Introduction
Packet I/O Engine is a high-performance device driver for Intel 82598/82599-based network interface cards. This program is based on Intel IXGBE driver (version 2.0.38.2), but heavily modified for throughput-oriented user-level applications. The modifications include batch processing, huge packet buffer, aggressive software prefetch, etc. See details here.
Is this for me? or not?
Are you not sure if this source code is for you? Check below.
- If you are neither a software developer nor a researcher, probably this is not for you.
- This driver only works with Intel 10 Gigabit Ethernet Controller (82598EB, 82599EB/ES).
- Runs on a Linux operating system (tested with kernel 2.6.28 and above).
- This driver should not be used to replace the Intel IXGBE driver. All received packets are directly passed to user-level applications, not to Linux TCP/IP kernel. Any existing network applications will not work with this driver.
- If you are tired of the low performance of libpcap or libipq, you certainly want to try this.
Performance
Packet I/O is able to handle multi-10G traffic even with very small packets. It allows user-level applications to have enough computation power under high load. We present some micro-benchmark results here.
- Low-end desktop configuration: Core i3 540 (two cores), X520-DA2 (two 10GbE ports)
- (planning to conduct experiments on various systems)
Usage
This driver is implemented as a Linux kernel module (you may need some packages to build a kernel module). The installation steps are as easy as:
$ sudo ./install.py 0 0 (yes, you need Python)
Examples
The release includes three example codes to help your understanding:
- list_devices: This simple example shows the list of activated 10GbE interfaces.
- rx_dump: A tiny version of tcpdump (but only receive-side packets will be shown). It simply dumps received packets through specified interfaces. Since it tosses packets to the kernel, you can use normal network applications as usual while it's running on.
- echo: This program demonstrates how to do basic I/O with this driver. It transmits all received packets back to the same interface the packets came in (without any modification on the packets). It also gives a basic idea about how to utilize multi-core CPUs to align with Receive-Side Scaling (RSS).

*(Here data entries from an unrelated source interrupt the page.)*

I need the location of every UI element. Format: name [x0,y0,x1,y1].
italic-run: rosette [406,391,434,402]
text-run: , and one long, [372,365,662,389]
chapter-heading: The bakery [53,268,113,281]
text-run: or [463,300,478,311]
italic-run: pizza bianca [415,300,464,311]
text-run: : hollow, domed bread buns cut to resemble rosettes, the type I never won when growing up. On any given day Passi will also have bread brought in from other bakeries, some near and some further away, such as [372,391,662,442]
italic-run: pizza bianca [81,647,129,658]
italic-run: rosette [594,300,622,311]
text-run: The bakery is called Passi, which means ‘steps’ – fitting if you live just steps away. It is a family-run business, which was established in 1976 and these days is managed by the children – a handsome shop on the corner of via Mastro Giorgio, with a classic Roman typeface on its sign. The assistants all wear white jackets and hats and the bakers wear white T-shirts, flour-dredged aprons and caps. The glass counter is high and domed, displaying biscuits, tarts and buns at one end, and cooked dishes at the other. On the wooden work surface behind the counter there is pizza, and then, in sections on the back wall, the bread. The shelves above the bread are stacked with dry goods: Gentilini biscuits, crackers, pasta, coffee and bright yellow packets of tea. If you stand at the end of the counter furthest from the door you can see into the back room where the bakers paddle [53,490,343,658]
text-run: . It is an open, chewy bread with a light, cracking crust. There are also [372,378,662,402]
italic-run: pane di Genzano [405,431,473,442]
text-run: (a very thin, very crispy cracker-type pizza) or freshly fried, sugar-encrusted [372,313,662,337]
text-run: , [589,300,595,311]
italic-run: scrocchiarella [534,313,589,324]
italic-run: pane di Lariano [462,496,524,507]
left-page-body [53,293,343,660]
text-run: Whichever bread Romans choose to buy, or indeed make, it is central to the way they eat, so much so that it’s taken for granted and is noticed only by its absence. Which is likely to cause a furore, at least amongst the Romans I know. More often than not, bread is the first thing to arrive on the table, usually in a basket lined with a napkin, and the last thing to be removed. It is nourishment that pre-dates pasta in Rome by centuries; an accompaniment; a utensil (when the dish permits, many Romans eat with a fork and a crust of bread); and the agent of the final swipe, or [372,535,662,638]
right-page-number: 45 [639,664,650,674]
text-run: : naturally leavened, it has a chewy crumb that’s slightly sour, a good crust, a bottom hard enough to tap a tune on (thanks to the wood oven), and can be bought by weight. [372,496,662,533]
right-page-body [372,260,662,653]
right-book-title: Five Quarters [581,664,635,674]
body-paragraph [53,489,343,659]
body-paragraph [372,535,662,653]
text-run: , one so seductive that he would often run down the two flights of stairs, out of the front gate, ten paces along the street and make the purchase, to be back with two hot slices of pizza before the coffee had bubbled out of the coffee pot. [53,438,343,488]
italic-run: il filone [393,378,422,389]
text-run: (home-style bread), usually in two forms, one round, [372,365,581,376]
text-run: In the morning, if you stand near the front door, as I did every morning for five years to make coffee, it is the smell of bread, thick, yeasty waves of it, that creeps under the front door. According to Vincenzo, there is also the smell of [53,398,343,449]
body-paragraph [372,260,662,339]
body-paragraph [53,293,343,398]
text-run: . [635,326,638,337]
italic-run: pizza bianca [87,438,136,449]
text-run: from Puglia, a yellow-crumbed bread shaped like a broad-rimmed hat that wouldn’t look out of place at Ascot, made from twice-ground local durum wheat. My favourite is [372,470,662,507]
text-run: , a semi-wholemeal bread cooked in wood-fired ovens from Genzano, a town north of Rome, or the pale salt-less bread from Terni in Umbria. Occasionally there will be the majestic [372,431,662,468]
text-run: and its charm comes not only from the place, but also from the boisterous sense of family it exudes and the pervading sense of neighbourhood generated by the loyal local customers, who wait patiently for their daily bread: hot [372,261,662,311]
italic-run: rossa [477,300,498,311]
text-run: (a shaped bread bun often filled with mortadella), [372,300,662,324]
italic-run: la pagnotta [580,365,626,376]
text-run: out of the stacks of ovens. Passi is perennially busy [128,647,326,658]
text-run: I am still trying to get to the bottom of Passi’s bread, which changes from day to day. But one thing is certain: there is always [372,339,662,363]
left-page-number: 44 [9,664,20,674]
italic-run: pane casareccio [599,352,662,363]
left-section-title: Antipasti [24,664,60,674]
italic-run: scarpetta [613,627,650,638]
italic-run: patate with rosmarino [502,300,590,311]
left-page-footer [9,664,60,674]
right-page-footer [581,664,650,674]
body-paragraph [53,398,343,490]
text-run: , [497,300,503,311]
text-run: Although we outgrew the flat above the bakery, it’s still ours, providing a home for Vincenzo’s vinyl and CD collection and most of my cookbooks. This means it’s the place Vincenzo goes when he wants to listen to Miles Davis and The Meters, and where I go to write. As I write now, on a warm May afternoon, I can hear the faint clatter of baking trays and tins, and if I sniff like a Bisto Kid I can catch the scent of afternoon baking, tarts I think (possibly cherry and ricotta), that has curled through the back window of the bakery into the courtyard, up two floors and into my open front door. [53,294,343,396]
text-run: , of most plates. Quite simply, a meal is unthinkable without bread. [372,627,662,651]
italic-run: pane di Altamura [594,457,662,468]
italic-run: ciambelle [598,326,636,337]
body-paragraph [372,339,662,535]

- packet_generator: generates IPv4 or IPv6 UDP packets at its maximum speed. You can use this program to test the performance of your application. It is capable of having a specified number of flows (5-tuple combination).
Documentation
See the Github wiki pages.
Releases
- io_engine-0.2.tar.gz - Sep 22, 2011
- Intel X520-T2 (RJ45 copper port) support
- packet_generator has been added as a new sample program
- Supports up to Linux kernel 2.6.38
- IP MTU size bigger than 1500B is now explicitly prohibited
- echo with a new option '-s' just disposes all received packets
- Bug fixed: now SMP affinity is correctly set when the number of cores is equal to or greater than 10
- Bug fixed: now echo does batch processing correctly
- Bug fixed: some packets were truncated when mixed sizes of packets are transmitted
- io_engine-0.1.tar.gz - Mar 14, 2011
Source Code Repository
The development version is at Github. You may fork and send us pull requests.
License
This source code is distributed under GNU General Public License v2.